The Department of Public Safety website showed eight additional deaths in more counties around the state, including two deaths in Sampson County, one death in Pender County, one death in Robeson County and another in Anson County. DPS also said there were additional fatalities in counties already impacted by the storm, including another death in Gaston County, one in Onslow and one more in Pender County.
Cooper warned people not to let their guard down, even though the worst of the severe weather seems to be over.
“Even though there is no substantial rain now in the forecast and the sun may be shining, rivers continue to rise and we will see more flooding,” Cooper said.
Sixteen rivers are at major flood stage as of Tuesday, and three more are projected to crest Wednesday and Thursday.
There are more than 1,100 road closures around the state, including portions of Interstates 95 and 40. Officials said more closures are expected as rivers and creeks rise throughout the week.

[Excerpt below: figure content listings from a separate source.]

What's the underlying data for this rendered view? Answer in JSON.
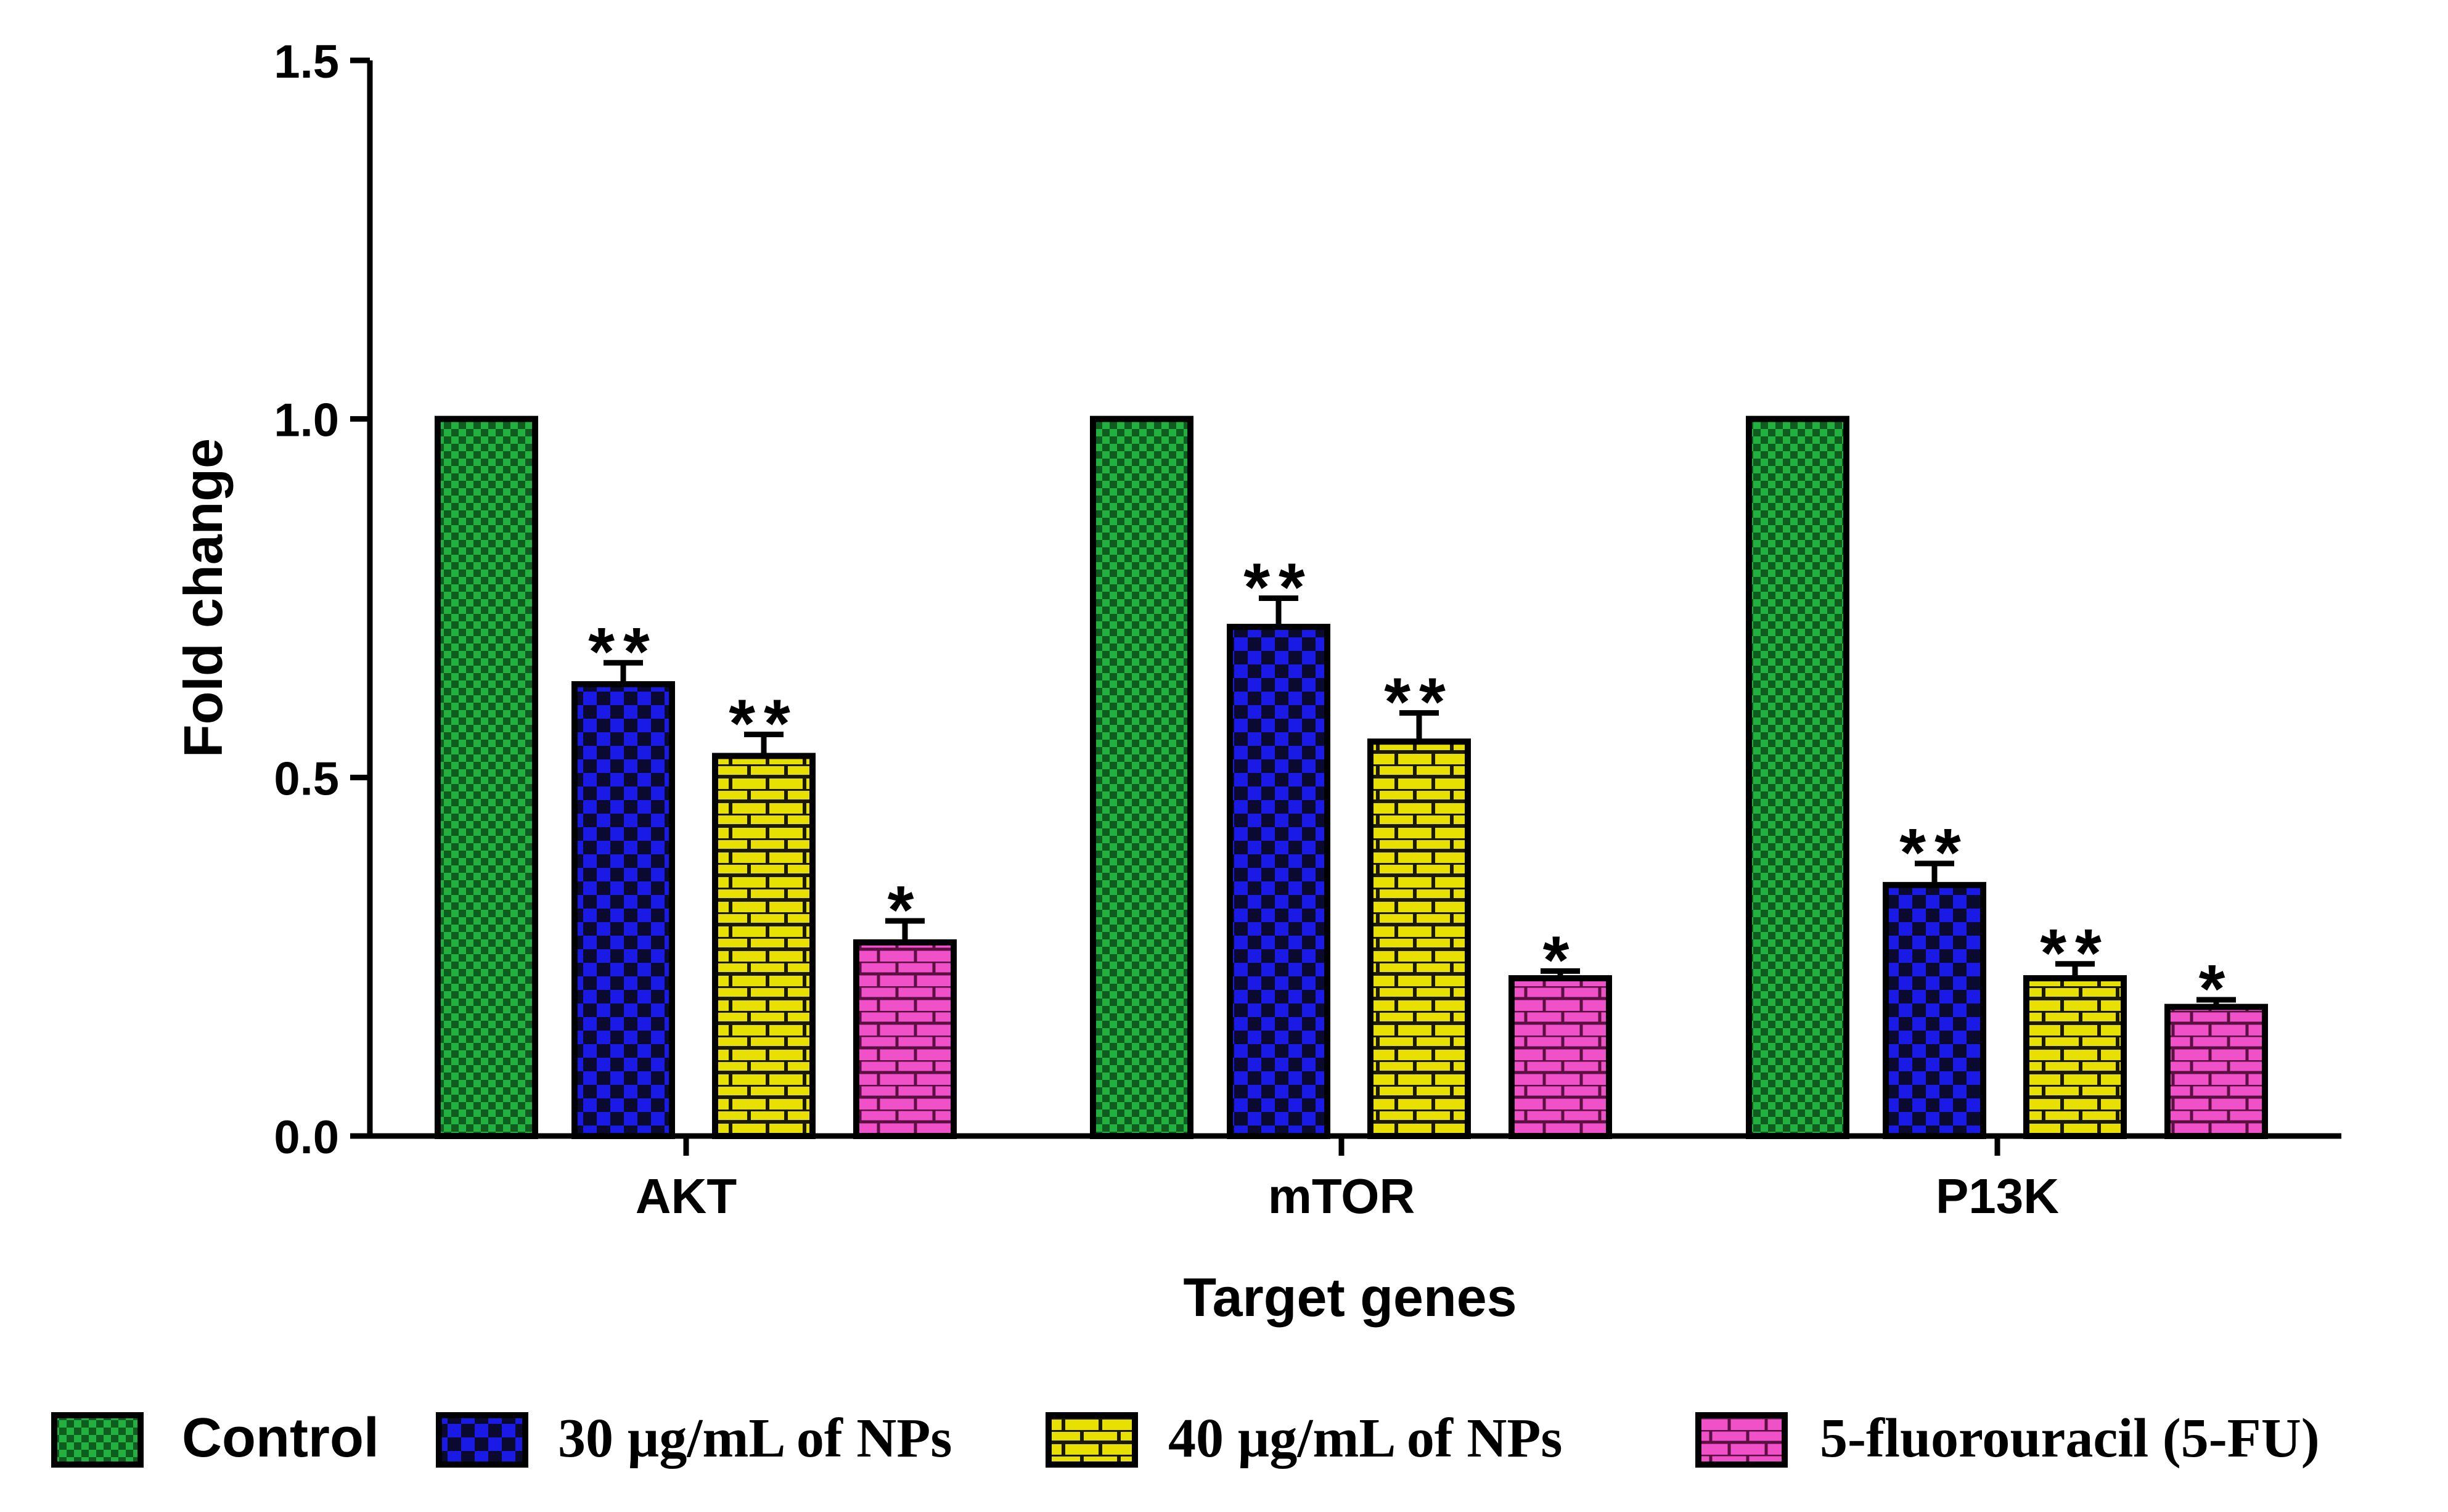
{
  "chart_data": {
    "type": "bar",
    "title": "",
    "xlabel": "Target genes",
    "ylabel": "Fold change",
    "ylim": [
      0,
      1.5
    ],
    "yticks": [
      "0.0",
      "0.5",
      "1.0",
      "1.5"
    ],
    "categories": [
      "AKT",
      "mTOR",
      "P13K"
    ],
    "series": [
      {
        "name": "Control",
        "values": [
          1.0,
          1.0,
          1.0
        ],
        "errors": [
          0,
          0,
          0
        ],
        "significance": [
          "",
          "",
          ""
        ],
        "color": "#1f9e3a",
        "pattern": "checker-fine"
      },
      {
        "name": "30 µg/mL of NPs",
        "values": [
          0.63,
          0.71,
          0.35
        ],
        "errors": [
          0.03,
          0.04,
          0.03
        ],
        "significance": [
          "**",
          "**",
          "**"
        ],
        "color": "#1a1ae6",
        "pattern": "checker"
      },
      {
        "name": "40 µg/mL of NPs",
        "values": [
          0.53,
          0.55,
          0.22
        ],
        "errors": [
          0.03,
          0.04,
          0.02
        ],
        "significance": [
          "**",
          "**",
          "**"
        ],
        "color": "#e8e000",
        "pattern": "brick"
      },
      {
        "name": "5-fluorouracil (5-FU)",
        "values": [
          0.27,
          0.22,
          0.18
        ],
        "errors": [
          0.03,
          0.01,
          0.01
        ],
        "significance": [
          "*",
          "*",
          "*"
        ],
        "color": "#f050c8",
        "pattern": "brick"
      }
    ],
    "legend": "bottom"
  }
}
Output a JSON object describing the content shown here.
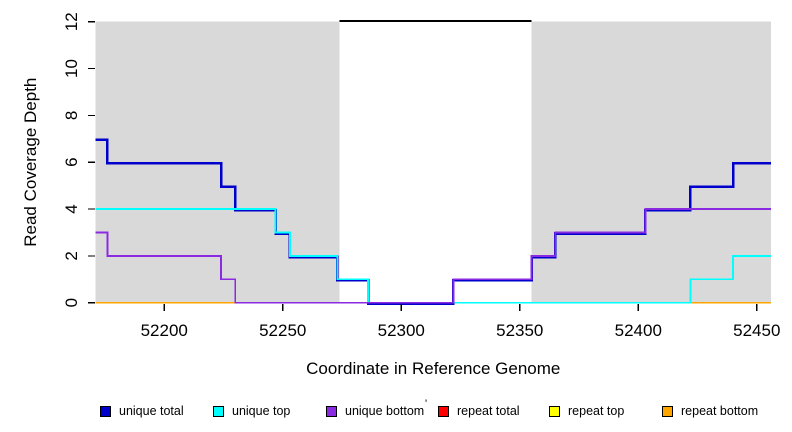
{
  "chart_data": {
    "type": "line",
    "subtype": "step-coverage-plot",
    "title": "",
    "xlabel": "Coordinate in Reference Genome",
    "ylabel": "Read Coverage Depth",
    "xlim": [
      52171,
      52456
    ],
    "ylim": [
      0,
      12
    ],
    "x_ticks": [
      52200,
      52250,
      52300,
      52350,
      52400,
      52450
    ],
    "y_ticks": [
      0,
      2,
      4,
      6,
      8,
      10,
      12
    ],
    "grid": false,
    "legend_position": "bottom",
    "shade_color": "#D9D9D9",
    "shaded_regions": [
      {
        "x0": 52171,
        "x1": 52274
      },
      {
        "x0": 52355,
        "x1": 52456
      }
    ],
    "clip_line": {
      "x0": 52274,
      "x1": 52355,
      "y": 12,
      "color": "#000000"
    },
    "x_end": 52456,
    "series": [
      {
        "name": "unique total",
        "color": "#0000CD",
        "steps": [
          [
            52171,
            7
          ],
          [
            52176,
            6
          ],
          [
            52224,
            5
          ],
          [
            52230,
            4
          ],
          [
            52247,
            3
          ],
          [
            52253,
            2
          ],
          [
            52273,
            1
          ],
          [
            52286,
            0
          ],
          [
            52322,
            1
          ],
          [
            52355,
            2
          ],
          [
            52365,
            3
          ],
          [
            52403,
            4
          ],
          [
            52422,
            5
          ],
          [
            52440,
            6
          ]
        ]
      },
      {
        "name": "unique top",
        "color": "#00FFFF",
        "steps": [
          [
            52171,
            4
          ],
          [
            52247,
            3
          ],
          [
            52253,
            2
          ],
          [
            52273,
            1
          ],
          [
            52286,
            0
          ],
          [
            52422,
            1
          ],
          [
            52440,
            2
          ]
        ]
      },
      {
        "name": "unique bottom",
        "color": "#8A2BE2",
        "steps": [
          [
            52171,
            3
          ],
          [
            52176,
            2
          ],
          [
            52224,
            1
          ],
          [
            52230,
            0
          ],
          [
            52322,
            1
          ],
          [
            52355,
            2
          ],
          [
            52365,
            3
          ],
          [
            52403,
            4
          ]
        ]
      },
      {
        "name": "repeat total",
        "color": "#FF0000",
        "steps": [
          [
            52171,
            0
          ]
        ]
      },
      {
        "name": "repeat top",
        "color": "#FFFF00",
        "steps": [
          [
            52171,
            0
          ]
        ]
      },
      {
        "name": "repeat bottom",
        "color": "#FFA500",
        "steps": [
          [
            52171,
            0
          ]
        ]
      }
    ],
    "stray_mark": "'"
  }
}
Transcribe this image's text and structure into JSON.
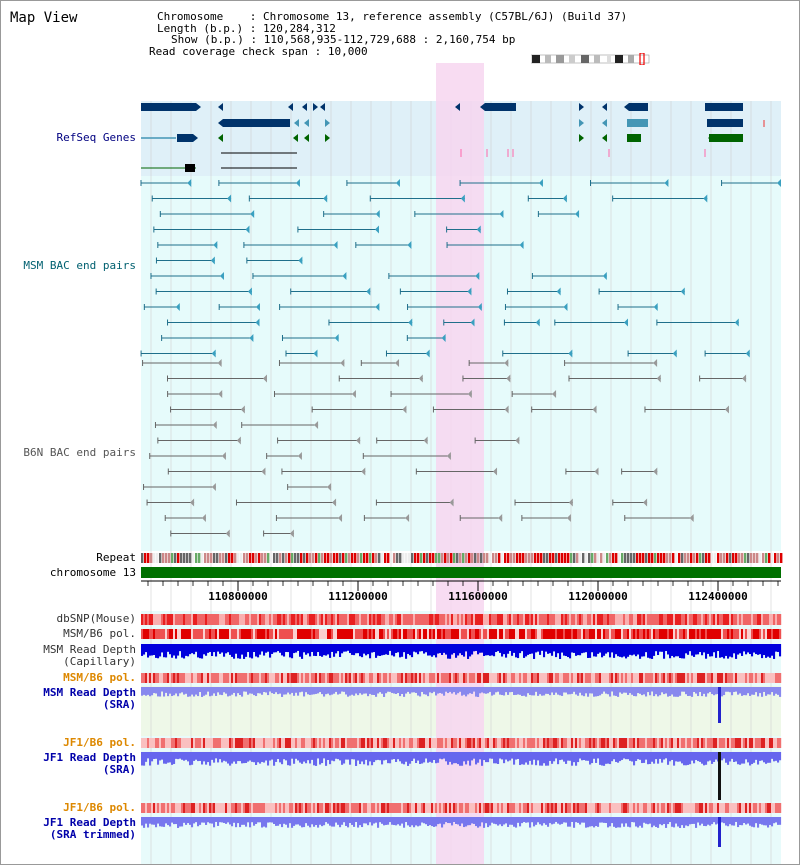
{
  "title": "Map View",
  "info": {
    "chromosome_key": "Chromosome",
    "chromosome_val": "Chromosome 13, reference assembly (C57BL/6J) (Build 37)",
    "length_key": "Length (b.p.)",
    "length_val": "120,284,312",
    "show_key": "Show (b.p.)",
    "show_val": "110,568,935-112,729,688 : 2,160,754 bp",
    "coverage_key": "Read coverage check span",
    "coverage_val": "10,000"
  },
  "tracks": {
    "refseq": "RefSeq Genes",
    "msm_bac": "MSM BAC end pairs",
    "b6n_bac": "B6N BAC end pairs",
    "repeat": "Repeat",
    "chromosome": "chromosome 13",
    "dbsnp": "dbSNP(Mouse)",
    "msm_b6_pol": "MSM/B6 pol.",
    "msm_depth_cap_1": "MSM Read Depth",
    "msm_depth_cap_2": "(Capillary)",
    "msm_b6_pol2": "MSM/B6 pol.",
    "msm_depth_sra_1": "MSM Read Depth",
    "msm_depth_sra_2": "(SRA)",
    "jf1_b6_pol": "JF1/B6 pol.",
    "jf1_depth_sra_1": "JF1 Read Depth",
    "jf1_depth_sra_2": "(SRA)",
    "jf1_b6_pol2": "JF1/B6 pol.",
    "jf1_depth_trim_1": "JF1 Read Depth",
    "jf1_depth_trim_2": "(SRA trimmed)"
  },
  "axis": {
    "ticks": [
      "110800000",
      "111200000",
      "111600000",
      "112000000",
      "112400000"
    ]
  },
  "colors": {
    "refseq_bg": "#dff0f8",
    "bac_bg": "#e6fbfb",
    "highlight": "#f7d6f0",
    "refseq_dark": "#00336b",
    "refseq_teal": "#4496b5",
    "refseq_green": "#006400",
    "msm_line": "#1f6f8b",
    "b6n_line": "#666666",
    "chromosome_bar": "#007000",
    "depth_blue": "#0000dd",
    "depth_light": "#8888ee",
    "label_navy": "#000080",
    "label_orange": "#dd8800",
    "label_teal": "#006070"
  }
}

There are 314,739 statewide power outages, according to DPS as of 2 p.m. Tuesday. Duke Energy said there are 209,478 customers without power across North Carolina, 3,684 of them in Mecklenburg County.
First responders have reported rescuing and evacuating more than 2,200 people and 578 animals. Cooper said farmers have seen flood and wind damage to their crops.
“A quarter to a half of the tobacco crop was still in the field and damaged,” he said. “Cotton, peanuts and other crops that harvest suffered damage as well.”
As evacuees continue to seek refuge in shelters across the state, Cooper warned people in Pender, New Hanover and Brunswick counties not to return home.
“To the approximately 10,000 people staying in our shelters, and the countless more who were staying with friends and families or in hotels, I know it was hard to leave home,” Cooper said, “And it’s even harder to wait and wonder whether you even have a home to go back to.”
“But please,” he continued, “For your safety and the effectiveness of our emergency operations, do not try to return home yet.”
There are four “mass feeding kitchens” now set up in Washington, New Bern, Lumberton, and Kinston, and the state anticipates having four more operating in the near future.
The state department of health and human services is asking nurses to volunteer to help with outreach. Individual nurses are asked to register with the Red Cross. Groups of nurses that can deploy as a team as asked to register with the state here.
FEMA announced Tuesday that there is assistance available to homeowners and renters in North Carolina whose homes are “damaged, unsafe, or inaccessible because of Hurricane Florence.” Resources can be found here.
Disaster assistance is available to people affected by Florence in 18 North Carolina counties. Those counties include Beaufort, Bladen, Brunswick, Carteret, Columbus, Craven, Cumberland, Duplin, Harnett, Lenoir, Jones, New Hanover, Onslow, Pamlico, Pender, Robeson, Sampson, and Wayne counties. FEMA says more counties may be added later.
Cooper also said President Trump could potentially visit the state Wednesday to assess the damage from Florence.